Internet portal Yahoo Inc. and a coalition of online trade associations have gone to U.S. federal court in St. Louis in an attempt to overturn a lower court’s ruling that requires police to be present during a search of user information.
Sunnyvale, Calif.-based Yahoo, as well as the Computer and Communications Industry Association, NetCoalition and the United States Internet Service Providers Association (USISPA), all based in Washington, have filed a brief with the U.S. 8th Circuit Court of Appeals seeking to overturn the decision by a Minneapolis judge who ruled that evidence gathered about a convicted child molester from Yahoo’s records had to be thrown out because police weren’t present during the search.
“From an industry perspective, this decision will be extremely burdensome on both Internet companies and law enforcement and maybe potentially more invasive of personal privacy,” said Kevin McGuiness, executive director of NetCoalition.
Stewart Baker, general counsel of the USISPA, also said the ruling could cause major problems for Internet service providers and law enforcement authorities. “This is an extraordinarily dangerous thing to do,” Baker said.

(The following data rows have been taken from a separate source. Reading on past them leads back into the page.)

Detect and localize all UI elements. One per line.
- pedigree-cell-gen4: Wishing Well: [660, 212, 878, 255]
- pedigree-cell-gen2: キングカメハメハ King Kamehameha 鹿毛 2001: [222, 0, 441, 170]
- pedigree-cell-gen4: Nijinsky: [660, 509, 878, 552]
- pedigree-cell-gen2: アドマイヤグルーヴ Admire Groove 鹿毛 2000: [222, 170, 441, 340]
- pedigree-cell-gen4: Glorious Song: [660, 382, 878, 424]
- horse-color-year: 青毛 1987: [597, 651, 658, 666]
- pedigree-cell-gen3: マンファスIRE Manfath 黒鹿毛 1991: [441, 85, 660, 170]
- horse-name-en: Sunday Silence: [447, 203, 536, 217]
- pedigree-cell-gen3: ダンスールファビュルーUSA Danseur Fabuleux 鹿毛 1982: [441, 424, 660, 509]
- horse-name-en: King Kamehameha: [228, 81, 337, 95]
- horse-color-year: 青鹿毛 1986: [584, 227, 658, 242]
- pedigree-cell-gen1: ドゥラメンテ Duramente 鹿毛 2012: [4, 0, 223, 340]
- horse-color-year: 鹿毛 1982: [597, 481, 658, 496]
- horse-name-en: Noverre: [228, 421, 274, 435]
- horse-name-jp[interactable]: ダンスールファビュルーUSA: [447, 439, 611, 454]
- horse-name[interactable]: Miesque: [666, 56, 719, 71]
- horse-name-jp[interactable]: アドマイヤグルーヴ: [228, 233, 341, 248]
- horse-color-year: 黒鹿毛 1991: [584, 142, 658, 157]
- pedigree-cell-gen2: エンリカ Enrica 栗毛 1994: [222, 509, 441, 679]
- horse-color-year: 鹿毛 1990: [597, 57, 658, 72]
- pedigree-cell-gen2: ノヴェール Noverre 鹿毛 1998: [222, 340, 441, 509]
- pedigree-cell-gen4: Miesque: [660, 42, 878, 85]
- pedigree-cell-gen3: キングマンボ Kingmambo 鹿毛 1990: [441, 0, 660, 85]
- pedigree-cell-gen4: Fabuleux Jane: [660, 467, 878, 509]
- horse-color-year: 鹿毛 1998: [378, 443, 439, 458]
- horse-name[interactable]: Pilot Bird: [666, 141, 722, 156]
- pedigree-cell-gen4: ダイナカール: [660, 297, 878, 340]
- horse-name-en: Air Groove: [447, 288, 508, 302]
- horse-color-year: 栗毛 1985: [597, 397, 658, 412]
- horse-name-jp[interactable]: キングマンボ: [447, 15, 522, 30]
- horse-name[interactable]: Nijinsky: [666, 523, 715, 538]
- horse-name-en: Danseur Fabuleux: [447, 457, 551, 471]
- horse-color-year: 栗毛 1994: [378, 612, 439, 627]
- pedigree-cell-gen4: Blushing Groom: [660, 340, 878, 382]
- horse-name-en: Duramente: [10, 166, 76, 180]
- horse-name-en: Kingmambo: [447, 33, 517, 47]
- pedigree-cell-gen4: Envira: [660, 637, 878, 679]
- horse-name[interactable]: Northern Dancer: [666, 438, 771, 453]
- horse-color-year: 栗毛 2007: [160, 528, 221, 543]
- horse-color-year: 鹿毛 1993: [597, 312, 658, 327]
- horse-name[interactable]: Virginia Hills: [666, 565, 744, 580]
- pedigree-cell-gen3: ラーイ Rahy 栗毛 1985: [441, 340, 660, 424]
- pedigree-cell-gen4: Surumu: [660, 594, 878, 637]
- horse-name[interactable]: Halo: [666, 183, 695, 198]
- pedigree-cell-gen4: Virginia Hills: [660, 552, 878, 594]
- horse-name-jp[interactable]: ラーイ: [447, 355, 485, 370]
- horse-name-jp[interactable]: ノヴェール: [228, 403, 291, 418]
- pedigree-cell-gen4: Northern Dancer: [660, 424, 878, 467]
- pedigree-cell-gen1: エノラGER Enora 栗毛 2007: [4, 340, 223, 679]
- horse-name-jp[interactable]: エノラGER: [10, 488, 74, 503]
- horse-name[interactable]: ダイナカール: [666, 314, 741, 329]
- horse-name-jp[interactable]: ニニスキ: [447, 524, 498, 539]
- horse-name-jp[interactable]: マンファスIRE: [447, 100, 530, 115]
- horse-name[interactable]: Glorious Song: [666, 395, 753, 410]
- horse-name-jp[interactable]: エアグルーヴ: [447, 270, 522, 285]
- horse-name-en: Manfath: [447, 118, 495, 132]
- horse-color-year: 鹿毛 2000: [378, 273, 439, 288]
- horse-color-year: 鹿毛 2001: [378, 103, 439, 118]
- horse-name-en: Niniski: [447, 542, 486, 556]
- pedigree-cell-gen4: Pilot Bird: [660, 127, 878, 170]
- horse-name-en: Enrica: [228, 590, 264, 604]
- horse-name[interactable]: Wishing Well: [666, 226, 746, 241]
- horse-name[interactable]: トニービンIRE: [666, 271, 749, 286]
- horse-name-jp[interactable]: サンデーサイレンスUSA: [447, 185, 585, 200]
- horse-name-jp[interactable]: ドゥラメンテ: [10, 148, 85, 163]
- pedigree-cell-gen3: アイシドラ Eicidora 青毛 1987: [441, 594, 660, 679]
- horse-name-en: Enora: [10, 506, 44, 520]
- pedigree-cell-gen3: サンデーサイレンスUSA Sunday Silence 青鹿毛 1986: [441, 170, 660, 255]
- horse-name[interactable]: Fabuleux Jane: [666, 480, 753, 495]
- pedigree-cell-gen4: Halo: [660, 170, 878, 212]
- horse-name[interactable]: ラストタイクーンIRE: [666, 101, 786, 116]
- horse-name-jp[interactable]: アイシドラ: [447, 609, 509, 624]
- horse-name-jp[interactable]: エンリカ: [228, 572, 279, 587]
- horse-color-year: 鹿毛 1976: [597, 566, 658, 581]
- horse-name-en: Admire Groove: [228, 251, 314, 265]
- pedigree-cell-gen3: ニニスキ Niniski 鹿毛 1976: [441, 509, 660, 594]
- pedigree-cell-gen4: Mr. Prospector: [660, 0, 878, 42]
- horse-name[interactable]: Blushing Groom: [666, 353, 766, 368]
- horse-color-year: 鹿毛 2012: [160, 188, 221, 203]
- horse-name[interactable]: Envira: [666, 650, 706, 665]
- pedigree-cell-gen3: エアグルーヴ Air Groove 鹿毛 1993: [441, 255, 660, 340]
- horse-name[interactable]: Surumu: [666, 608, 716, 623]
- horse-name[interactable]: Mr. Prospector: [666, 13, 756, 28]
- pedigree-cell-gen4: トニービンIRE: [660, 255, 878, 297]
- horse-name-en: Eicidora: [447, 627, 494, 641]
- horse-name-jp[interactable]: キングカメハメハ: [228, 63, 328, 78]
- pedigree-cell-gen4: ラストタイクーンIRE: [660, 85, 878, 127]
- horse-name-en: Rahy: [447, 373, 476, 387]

The ruling could mean that police would either have to stand behind IT professionals while they search through records or conduct the searches themselves. Baker said such a process could risk the exposure of private information of thousands of users and that a mistake by a police officer while searching for records could bring down a system.
But the attorney for Dale Bach, a Minneapolis man facing federal child pornography charges and a state charge of sex with a minor, said that doesn’t matter. Attorney William Orth said the Fourth Amendment to the Constitution sets down specific criteria for searches that are further codified in federal and state laws. In his client’s case, the search warrant was faxed to Yahoo.
Orth said that if Yahoo and other service providers don’t like the judge’s ruling, they must ask Congress to legislate changes. In the meantime, his client should go free, he said.
However, St. Paul Police Sgt. Brook Schaub, who arrested Bach, rejected that argument. Schaub said there aren’t enough police officers available with the computer expertise to conduct the searches themselves or to be physically present each time a service provider is served with a search warrant.
Internet service providers receive between 400 to 1,000 search warrants each month by law enforcement officials, according to industry sources.
Schaub, who has been on St. Paul’s Internet Crimes Against Children Task Force for five years, said he wouldn’t want to sit down at a computer terminal and search a service provider’s records for data that could be stored in computers all over the country or the world.
“Even the most technically astute police officer could cause a whole system to crash,” Schaub added.
No date has been set to hear the arguments in the case. In the meantime, the industry hopes that legislation unanimously passed by the House Judiciary Committee could offer some relief.
The bill, which U.S. Rep. Melissa Hart (R-Pa.) originally filed, would change the federal statute concerning search warrants to allow Internet service providers to comply with police search requests without a police officer being present. The bill, which has gained bipartisan support, still awaits a vote in the House before moving on to the Senate.